No pólo passivo devem figurar todos os que participaram e os que se beneficiaram do ato ou
negócio jurídico, já que poderão ter sua esfera jurídica atingida pela sentença. Nada obstante a LF
55 par. ún. diga que a ação pode ser proposta contra as pessoas que enumera, na verdade trata-
se de hipótese de litisconsórcio necessário-unitário, pela natureza da relação jurídica (art. 47, do
CPC): a sentença só poderá ser proferida validamente se o litisconsórcio estiver íntegro. Faltando
um dos litisconsortes necessários no pólo passivo da revocatória, a sentença que eventualmente
vier a ser proferida terá sido inutiliter dada (dada inutilmente), vale dizer, não terá eficácia no
mundo jurídico, prescindindo de recurso e mesmo de ação rescisória para desconstituir-se, pois a
coisa julgada material não chega a formar-se.
Há intervenção obrigatória do Ministério Público na ação revocatória, qualquer que seja a causa do
pedido de ineficácia (LF 52 ou 53), por força do comando obrigatório da LF 210, conjugado com a
art. 127, caput, da CF/1988 e art. 82, III, do CPC.
O procedimento a ser adotado na ação revocatória é o comum ordinário (art. 282, do CPC), e a
competência para processá-la é do juízo universal da falência (LF 56).
A pretensão de ineficácia tem prazo para ser exercida, razão pela qual não pode ser de natureza
meramente declaratória, como apregoa parte da doutrina.

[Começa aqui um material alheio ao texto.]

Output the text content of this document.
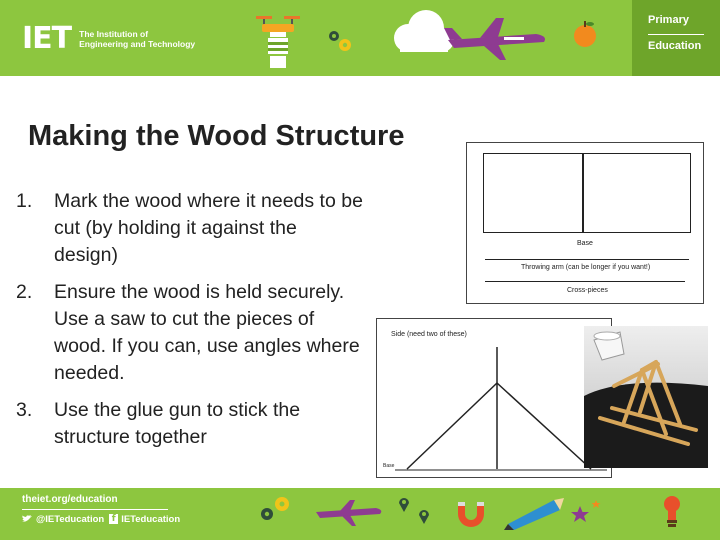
IET The Institution of
Engineering and Technology
Primary
Education
Making the Wood Structure
1.	Mark the wood where it needs to be cut (by holding it against the design)
2.	Ensure the wood is held securely. Use a saw to cut the pieces of wood. If you can, use angles where needed.
3.	Use the glue gun to stick the structure together
Base
Throwing arm (can be longer if you want!)
Cross-pieces
Side (need two of these)
Base
theiet.org/education
@IETeducation f IETeducation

Tanto a ineficácia prevista na LF 52,
quanto a anunciada na LF 53 ensejam a desconstituição do ato ou negócio jurídico, de sorte que
ambas as pretensões têm natureza constitutiva negativa (desconstitutiva). Portanto, o prazo
previsto na lei para seu exercício (LF 56) é de decadência, insuscetível de suspensão ou de
prorrogação (art. 207, do CC/2002).
Das decisões interlocutórias proferidas no curso do processo da ação revocatória cabe o recurso
de agravo (arts. 522 e 162, § 2.º, do CPC). A apelação é o recurso cabível contra a sentença
(art. 162, § 1.º, do CPC), que deve ser recebida apenas no efeito devolutivo, quando se tratar da
revocatória ajuizada com base na LF 52 e em ambos os efeitos quando se tratar de revocatória
promovida com fundamento na LF 53 (LF 56 § 2.º).